The stock ended higher by 4.84% to $0.0650 in Thursday’s trading session with more than 664K shares traded, above its average volume of 393K shares.

Owing to the sale, the company managed to earn $0.15 per share. The company revealed that it had resulted in strong gains as well as advances. The company went into an agreement to exchange its convertible preferred stock for assets in Houston Natural Resources Inc. The preferred stock had a market value of $18 million. It was further revealed that it had been successful in exchanging the reserves of Houston Natural Resources Inc. for $352 million worth of Cunningham Energy LLC assets without any further dilution.

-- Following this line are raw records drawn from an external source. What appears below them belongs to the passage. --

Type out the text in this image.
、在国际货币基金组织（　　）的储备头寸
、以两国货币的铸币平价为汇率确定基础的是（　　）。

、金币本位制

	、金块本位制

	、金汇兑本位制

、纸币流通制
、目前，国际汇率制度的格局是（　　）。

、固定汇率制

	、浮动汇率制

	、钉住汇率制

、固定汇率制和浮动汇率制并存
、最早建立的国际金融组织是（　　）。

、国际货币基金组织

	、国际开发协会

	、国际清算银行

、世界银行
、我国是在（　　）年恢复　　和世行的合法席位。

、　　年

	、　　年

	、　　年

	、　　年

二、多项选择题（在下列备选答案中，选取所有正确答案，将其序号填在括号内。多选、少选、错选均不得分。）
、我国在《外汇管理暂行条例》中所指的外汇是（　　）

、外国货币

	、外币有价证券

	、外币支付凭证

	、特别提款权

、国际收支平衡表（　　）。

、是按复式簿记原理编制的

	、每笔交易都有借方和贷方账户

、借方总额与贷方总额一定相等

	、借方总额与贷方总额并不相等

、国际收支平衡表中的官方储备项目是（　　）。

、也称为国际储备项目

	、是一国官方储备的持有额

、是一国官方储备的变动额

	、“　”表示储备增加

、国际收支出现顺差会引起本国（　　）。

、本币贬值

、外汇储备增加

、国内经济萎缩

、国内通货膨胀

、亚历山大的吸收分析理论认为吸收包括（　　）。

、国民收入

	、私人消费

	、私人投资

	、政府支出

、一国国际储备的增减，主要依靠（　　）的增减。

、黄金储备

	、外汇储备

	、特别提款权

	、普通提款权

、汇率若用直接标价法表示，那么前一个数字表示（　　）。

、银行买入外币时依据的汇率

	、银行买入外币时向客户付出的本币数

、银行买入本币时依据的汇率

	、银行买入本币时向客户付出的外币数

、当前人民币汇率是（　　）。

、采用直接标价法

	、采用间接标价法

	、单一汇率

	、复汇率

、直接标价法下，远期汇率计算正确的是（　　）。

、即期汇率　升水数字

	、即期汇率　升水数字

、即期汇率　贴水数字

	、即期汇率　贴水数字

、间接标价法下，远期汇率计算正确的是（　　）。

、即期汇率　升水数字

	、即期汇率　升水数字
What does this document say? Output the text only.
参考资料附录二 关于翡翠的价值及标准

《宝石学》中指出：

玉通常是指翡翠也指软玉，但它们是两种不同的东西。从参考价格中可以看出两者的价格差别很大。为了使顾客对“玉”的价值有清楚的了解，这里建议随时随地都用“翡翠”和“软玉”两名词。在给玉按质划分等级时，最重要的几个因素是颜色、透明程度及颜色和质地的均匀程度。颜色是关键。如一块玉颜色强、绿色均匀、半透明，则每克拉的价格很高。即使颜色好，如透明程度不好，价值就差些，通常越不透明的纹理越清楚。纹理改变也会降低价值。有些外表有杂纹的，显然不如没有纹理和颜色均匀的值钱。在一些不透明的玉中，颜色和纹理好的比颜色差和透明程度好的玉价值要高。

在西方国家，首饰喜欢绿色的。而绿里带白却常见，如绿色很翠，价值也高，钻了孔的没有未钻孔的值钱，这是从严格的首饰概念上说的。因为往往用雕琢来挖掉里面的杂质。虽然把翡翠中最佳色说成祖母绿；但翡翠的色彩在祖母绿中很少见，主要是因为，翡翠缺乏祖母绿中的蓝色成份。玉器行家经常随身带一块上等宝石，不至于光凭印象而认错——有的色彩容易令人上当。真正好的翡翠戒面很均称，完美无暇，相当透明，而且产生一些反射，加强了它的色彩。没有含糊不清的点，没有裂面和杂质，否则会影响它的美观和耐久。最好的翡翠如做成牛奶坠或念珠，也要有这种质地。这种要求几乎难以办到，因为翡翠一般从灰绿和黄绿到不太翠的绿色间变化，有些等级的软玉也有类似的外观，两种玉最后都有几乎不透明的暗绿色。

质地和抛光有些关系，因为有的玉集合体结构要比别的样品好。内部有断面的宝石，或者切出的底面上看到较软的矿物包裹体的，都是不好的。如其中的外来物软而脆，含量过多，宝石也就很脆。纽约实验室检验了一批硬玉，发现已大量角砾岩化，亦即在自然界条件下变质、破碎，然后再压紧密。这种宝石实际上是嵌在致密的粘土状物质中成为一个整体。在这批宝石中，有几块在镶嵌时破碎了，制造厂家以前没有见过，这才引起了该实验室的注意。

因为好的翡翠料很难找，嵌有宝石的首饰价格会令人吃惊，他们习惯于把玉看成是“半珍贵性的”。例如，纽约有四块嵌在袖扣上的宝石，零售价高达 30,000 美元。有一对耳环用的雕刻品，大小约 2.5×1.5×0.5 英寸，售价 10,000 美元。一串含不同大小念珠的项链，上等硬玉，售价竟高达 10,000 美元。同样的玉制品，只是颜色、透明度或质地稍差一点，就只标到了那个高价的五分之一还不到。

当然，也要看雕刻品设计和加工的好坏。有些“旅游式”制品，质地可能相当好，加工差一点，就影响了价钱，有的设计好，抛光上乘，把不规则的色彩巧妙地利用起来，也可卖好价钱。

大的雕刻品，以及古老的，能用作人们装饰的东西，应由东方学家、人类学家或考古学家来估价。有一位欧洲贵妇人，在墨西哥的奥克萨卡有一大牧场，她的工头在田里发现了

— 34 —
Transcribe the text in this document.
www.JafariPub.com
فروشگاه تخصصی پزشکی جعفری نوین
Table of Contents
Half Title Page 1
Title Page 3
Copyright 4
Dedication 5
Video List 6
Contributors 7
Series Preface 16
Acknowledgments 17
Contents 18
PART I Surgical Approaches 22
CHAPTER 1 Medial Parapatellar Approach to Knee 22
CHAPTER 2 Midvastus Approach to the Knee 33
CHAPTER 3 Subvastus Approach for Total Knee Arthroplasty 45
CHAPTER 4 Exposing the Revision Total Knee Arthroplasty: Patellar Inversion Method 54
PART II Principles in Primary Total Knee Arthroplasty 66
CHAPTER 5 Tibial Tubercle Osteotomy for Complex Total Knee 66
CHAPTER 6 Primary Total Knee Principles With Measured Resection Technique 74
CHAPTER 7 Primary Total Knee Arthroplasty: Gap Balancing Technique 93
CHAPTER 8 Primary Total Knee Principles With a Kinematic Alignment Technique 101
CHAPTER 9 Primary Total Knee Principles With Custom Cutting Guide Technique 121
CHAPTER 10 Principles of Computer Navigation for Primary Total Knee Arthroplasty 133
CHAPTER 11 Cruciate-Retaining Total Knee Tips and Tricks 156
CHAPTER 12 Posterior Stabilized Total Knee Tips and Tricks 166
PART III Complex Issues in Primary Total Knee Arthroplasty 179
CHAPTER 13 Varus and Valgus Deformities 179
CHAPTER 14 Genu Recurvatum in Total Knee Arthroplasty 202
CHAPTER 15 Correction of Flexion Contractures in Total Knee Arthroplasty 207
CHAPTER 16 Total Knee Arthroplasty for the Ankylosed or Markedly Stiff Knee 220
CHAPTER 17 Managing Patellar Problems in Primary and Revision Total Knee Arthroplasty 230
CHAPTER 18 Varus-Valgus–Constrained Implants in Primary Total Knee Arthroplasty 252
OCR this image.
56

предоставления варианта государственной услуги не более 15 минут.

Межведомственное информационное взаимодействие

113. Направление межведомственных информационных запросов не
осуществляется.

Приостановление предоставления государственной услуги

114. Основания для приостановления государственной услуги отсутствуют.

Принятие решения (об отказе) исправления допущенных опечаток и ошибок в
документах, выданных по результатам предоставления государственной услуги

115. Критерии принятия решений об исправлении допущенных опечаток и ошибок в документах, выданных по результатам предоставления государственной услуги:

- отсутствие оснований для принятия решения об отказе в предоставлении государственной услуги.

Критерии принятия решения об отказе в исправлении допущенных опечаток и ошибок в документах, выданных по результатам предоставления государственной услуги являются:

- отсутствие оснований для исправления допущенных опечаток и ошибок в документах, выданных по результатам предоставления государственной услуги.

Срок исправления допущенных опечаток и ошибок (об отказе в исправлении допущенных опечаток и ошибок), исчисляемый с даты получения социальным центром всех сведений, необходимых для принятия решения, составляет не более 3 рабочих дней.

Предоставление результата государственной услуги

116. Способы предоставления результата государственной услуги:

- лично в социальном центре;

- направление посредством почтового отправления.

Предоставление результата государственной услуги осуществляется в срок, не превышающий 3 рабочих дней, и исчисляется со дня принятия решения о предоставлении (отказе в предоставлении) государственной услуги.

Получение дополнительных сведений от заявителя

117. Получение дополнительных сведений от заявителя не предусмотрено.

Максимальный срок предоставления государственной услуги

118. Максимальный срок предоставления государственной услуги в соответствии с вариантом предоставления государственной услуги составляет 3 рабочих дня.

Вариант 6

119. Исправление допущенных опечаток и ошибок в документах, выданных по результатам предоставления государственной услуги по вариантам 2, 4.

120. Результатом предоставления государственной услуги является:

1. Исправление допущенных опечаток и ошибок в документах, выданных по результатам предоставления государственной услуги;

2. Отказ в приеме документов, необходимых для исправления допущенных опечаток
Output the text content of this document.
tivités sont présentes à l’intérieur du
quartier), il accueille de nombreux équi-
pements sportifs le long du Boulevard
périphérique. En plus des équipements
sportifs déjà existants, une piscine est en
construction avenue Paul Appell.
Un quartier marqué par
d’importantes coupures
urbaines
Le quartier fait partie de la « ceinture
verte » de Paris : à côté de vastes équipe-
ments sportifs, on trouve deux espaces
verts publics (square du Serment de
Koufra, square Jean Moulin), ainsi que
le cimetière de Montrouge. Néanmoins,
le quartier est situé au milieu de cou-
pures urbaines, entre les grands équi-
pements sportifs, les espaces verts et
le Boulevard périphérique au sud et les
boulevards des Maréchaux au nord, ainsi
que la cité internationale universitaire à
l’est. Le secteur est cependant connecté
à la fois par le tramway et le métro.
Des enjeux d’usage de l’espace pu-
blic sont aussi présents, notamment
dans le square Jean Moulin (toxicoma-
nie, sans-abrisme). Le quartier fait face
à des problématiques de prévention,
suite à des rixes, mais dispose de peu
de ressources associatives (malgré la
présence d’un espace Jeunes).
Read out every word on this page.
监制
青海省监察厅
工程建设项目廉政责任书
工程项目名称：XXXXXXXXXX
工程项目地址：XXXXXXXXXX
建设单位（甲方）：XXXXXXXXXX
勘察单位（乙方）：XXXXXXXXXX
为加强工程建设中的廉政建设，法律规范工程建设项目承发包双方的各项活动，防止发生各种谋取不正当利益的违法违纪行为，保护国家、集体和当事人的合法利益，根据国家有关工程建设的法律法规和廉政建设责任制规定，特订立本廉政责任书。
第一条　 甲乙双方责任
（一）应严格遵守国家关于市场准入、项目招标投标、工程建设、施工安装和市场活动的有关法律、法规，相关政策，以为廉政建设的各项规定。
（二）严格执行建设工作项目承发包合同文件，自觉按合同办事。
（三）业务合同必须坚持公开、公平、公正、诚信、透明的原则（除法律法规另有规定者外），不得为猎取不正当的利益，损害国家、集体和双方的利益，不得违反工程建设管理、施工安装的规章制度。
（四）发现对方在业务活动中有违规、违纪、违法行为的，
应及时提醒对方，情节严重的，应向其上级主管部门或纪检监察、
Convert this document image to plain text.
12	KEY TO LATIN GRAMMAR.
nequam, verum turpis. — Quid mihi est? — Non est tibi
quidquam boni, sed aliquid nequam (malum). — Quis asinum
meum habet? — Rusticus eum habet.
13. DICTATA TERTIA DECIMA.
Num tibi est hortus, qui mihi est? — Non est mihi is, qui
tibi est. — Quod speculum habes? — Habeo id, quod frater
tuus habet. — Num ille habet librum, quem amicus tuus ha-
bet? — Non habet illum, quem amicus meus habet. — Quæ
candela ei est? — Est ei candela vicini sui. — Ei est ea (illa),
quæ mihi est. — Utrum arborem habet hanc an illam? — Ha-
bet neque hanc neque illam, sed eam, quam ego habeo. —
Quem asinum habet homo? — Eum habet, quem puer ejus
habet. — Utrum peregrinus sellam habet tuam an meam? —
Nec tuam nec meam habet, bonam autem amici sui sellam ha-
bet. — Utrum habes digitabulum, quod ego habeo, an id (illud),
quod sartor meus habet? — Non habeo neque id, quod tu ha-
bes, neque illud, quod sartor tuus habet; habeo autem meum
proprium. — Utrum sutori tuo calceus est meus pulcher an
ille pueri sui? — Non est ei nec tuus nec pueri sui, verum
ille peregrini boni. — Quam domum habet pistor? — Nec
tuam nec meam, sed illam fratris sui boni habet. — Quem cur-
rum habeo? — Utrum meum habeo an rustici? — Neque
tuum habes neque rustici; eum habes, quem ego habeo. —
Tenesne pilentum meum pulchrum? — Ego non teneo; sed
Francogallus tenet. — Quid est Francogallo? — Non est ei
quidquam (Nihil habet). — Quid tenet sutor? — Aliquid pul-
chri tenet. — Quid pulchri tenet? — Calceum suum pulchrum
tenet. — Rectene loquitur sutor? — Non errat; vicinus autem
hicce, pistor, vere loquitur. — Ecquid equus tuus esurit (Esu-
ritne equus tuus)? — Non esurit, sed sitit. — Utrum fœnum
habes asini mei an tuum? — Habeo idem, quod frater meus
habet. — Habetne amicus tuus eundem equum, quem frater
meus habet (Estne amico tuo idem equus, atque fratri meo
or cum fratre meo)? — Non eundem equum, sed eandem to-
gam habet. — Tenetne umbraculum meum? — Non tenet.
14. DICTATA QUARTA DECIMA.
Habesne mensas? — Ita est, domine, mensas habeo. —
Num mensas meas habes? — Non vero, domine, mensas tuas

Last week, the company entered the news cycle after it emerged on September 18 that Houston Natural Resources Corp. had completed the acquisition of a gold mining asset. The company announced that it had acquired Cunningham Mining Ltd. (CML), and there was the possibility of raising the ownership stake over time.

In the same news release, it was also announced that CML had acquired the placer claims located in the British Columbia Mineral Title Registry in an area spanning as much as 573.3 acres, as well as the associated authorizations and permits in the Skeena Mining Division in the area called the Golden Triangle. The company also revealed that the Nugget Trap Placer had been tested in the 1930s, but it had not been mined commercially for silver and gold owing to commodity prices and its faraway location.